Hi All, 

I've seen some stuff I don't understand with a reclaim stg command and I'd like anyone 
who does understand to enlighten me.

TSM server is 4.2.3.3 on AIX 5.1 RML03 running in a p690 LPAR.  All disk is FC 
attached to IBM ESS arrays, disk stgpools are not mirrored but DB and log are using 
AIX mirroring. All TSM files are on filesystems most are JFS, but newer stgpool data 
is on JFS2.

We are very cautious here.  The TSM LPAR has two HBAs connected to separate san 
fabrics connected via multiple paths to two ESSes.
Despite that, yesterday all four paths to one ESS dropped out together.  Nothing much 
was happening in TSM, at the time so we resynched the disks and continued.  However, 
because of unrelated issues hung over from the weekend, one of our disk pools was 99% 
full, so we decided to migrate all our data early.  During the migration the same disk 
dropped out again.  Some of the stgpool being migrated was on this disk and not 
mirrored, and  gave repeated error messages about errors reading the disk until it was 
brought back online to AIX, at which point the errors stopped and the migration 
continued, finishing with a FAILURE notification.

Afterward there was no data to be migrated, but the diskpool and some of its volumes 
were'nt empty.  Accordingly I ran an AUDIT VOL FIX=yes against one of the affected 
volumes.  This went OK, but on the second volume the TSM server died with an error 
attempting rollback and would not restart.

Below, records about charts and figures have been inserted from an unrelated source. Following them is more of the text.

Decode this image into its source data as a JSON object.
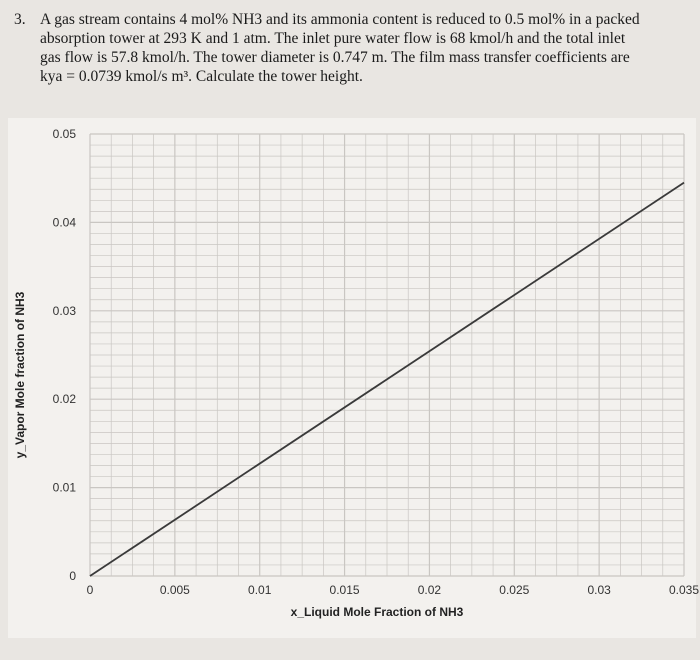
{
  "problem": {
    "number": "3.",
    "lines": [
      "A gas stream contains 4 mol% NH3 and its ammonia content is reduced to 0.5 mol% in a packed",
      "absorption tower at 293 K and 1 atm.  The inlet pure water flow is 68 kmol/h and the total inlet",
      "gas flow is 57.8 kmol/h.  The tower diameter is 0.747 m.  The film mass transfer coefficients are",
      "kya = 0.0739 kmol/s m³.  Calculate the tower height."
    ]
  },
  "chart_data": {
    "type": "line",
    "title": "",
    "xlabel": "x_Liquid Mole Fraction of NH3",
    "ylabel": "y_Vapor Mole fraction of NH3",
    "xlim": [
      0,
      0.035
    ],
    "ylim": [
      0,
      0.05
    ],
    "xticks": [
      "0",
      "0.005",
      "0.01",
      "0.015",
      "0.02",
      "0.025",
      "0.03",
      "0.035"
    ],
    "yticks": [
      "0",
      "0.01",
      "0.02",
      "0.03",
      "0.04",
      "0.05"
    ],
    "grid": true,
    "series": [
      {
        "x": [
          0,
          0.035
        ],
        "y": [
          0,
          0.0445
        ]
      }
    ],
    "line_color": "#3a3a3a",
    "grid_color": "#c9c6c2"
  }
}
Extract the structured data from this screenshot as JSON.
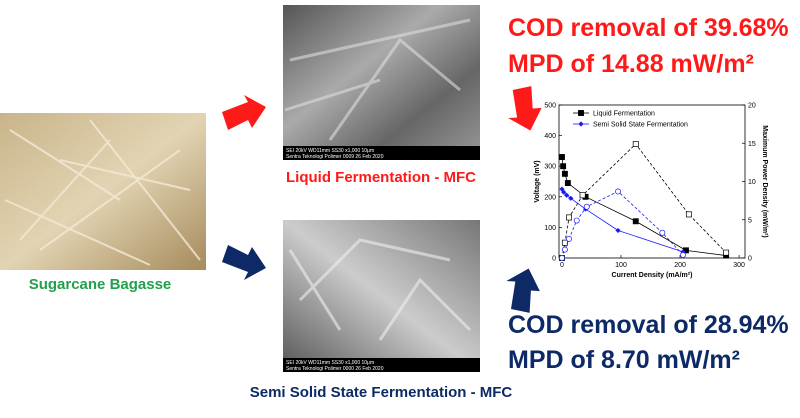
{
  "texts": {
    "cod_liquid": "COD removal of 39.68%",
    "mpd_liquid": "MPD of 14.88 mW/m²",
    "cod_semi": "COD removal of 28.94%",
    "mpd_semi": "MPD of 8.70 mW/m²",
    "bagasse": "Sugarcane Bagasse",
    "liquid_caption": "Liquid Fermentation - MFC",
    "semi_caption": "Semi Solid State Fermentation - MFC"
  },
  "sem_top": {
    "info": "SEI   20kV   WD11mm   SS30   x1,000   10μm",
    "lab": "Sentra Teknologi Polimer   0009   26 Feb 2020"
  },
  "sem_bottom": {
    "info": "SEI   20kV   WD11mm   SS30   x1,000   10μm",
    "lab": "Sentra Teknologi Polimer   0000   26 Feb 2020"
  },
  "chart_data": {
    "type": "line",
    "xlabel": "Current Density (mA/m²)",
    "ylabel": "Voltage (mV)",
    "y2label": "Maximum Power Density (mW/m²)",
    "xlim": [
      -5,
      310
    ],
    "xticks": [
      0,
      100,
      200,
      300
    ],
    "ylim": [
      0,
      500
    ],
    "yticks": [
      0,
      100,
      200,
      300,
      400,
      500
    ],
    "y2lim": [
      0,
      20
    ],
    "y2ticks": [
      0,
      5,
      10,
      15,
      20
    ],
    "legend": "upper left",
    "series": [
      {
        "name": "Liquid Fermentation",
        "color": "#000000",
        "marker": "square",
        "x": [
          0,
          2,
          5,
          10,
          40,
          125,
          210,
          278
        ],
        "values": [
          330,
          300,
          275,
          245,
          200,
          120,
          25,
          8
        ]
      },
      {
        "name": "Semi Solid State Fermentation",
        "color": "#1a1aff",
        "marker": "diamond",
        "x": [
          0,
          3,
          8,
          15,
          40,
          95,
          205
        ],
        "values": [
          225,
          215,
          205,
          195,
          160,
          90,
          20
        ]
      },
      {
        "color": "#000000",
        "marker": "open-square",
        "dashed": true,
        "axis": "y2",
        "x": [
          0,
          5,
          12,
          35,
          125,
          215,
          278
        ],
        "values": [
          0,
          2,
          5.3,
          8.2,
          14.9,
          5.7,
          0.7
        ]
      },
      {
        "color": "#1a1aff",
        "marker": "open-circle",
        "dashed": true,
        "axis": "y2",
        "x": [
          0,
          5,
          12,
          25,
          42,
          95,
          170,
          205
        ],
        "values": [
          0,
          1.1,
          2.5,
          4.9,
          6.7,
          8.7,
          3.3,
          0.4
        ]
      }
    ]
  }
}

Since TSM is down we run fsck on all the affected filesystems and they are all clean.

So, now we're in trouble and need to restore the DB.  We do that and the redo of the 
log fails with the same error attempting the rollback.
So, now we're in DEEP trouble and just do the restore to point in time of the last 
backup.

<aside>
We run a normal sort of backup pattern.  Most data goes to diskpools overnight.  In 
the morning diskpools are backed up, then tapepools are backed up, a DB backup is 
taken, expiry is run and tapes are ejected.  In the evening the same 
diskpool/tapepool/db backup sequence is run, although it normally doesn't do much, and 
then diskpools are force migrated to tape.

Our problems happened after the morning backup cycle.
</aside>

According to the admin guide we must now run AUDIT VOL FIX=yes on all our diskpool 
volumes.  This takes 4 hours and reports huge numbers of missing files.

Next we run a reclaim stg on one diskpool and it finishes neatly, without mounting a 
tape. 
The second pool calls for a tape that was not created in the last 24 hours.  Hmm defer 
that - this pool isn't important
The third and final pool is the one that was in the middle of its migrate at the 
crash.  This calls for some really strange tapes.  Eventually we produce a list that 
is 1/3 of the offsite tape pool, including some tapes that were last written at the 
end of June.

Eventually, we mark all of the volumes in the diskpools as destroyed, then rename the 
underlying files.  We add these renamed files back in to the diskpools as new volumes, 
enable sessions and we are in business again, able to run restore stg at our leisure 
the following day.

OK, so the first question is :-

When TSM couldn't read the diskpool volumes in the first place I would have expected 
it to immediately mark them as off-line and stop using them, but it didn't. Why? Under 
what circumstances do volumes go off-line?


Second question.

Restoring of diskpools seems strange.  There are two possibilities.  If a diskpool is 
"cleared" by a migration, then the data is unavailable after the DB restore to 
previous point in time, but the restore stg should only refer to tapes created in the 
most recent backup stg operation.  
On the other hand if the diskpool is not "cleared" by migration, but rather the data 
is left in place and "forgotten", then only files that are overwritten by new data 
after the DB restore point should be damaged and need restoration.  The rest should 
just magically reappear when their DB references are restored. 

I can't think of any other possibilities

Sorry to have been so detailed, but I wanted you all to have the full story.  The 
whole concept of having to restore data from 85 tapes after a two second outage is 
extremely worrying.  Having to get significant numbers of tapes back from off-site 
storage to do this in a hurry is even more so.

Thanks

Steve Harris
AIX and TSM Admin
Queensland Health, Brisbane Australia.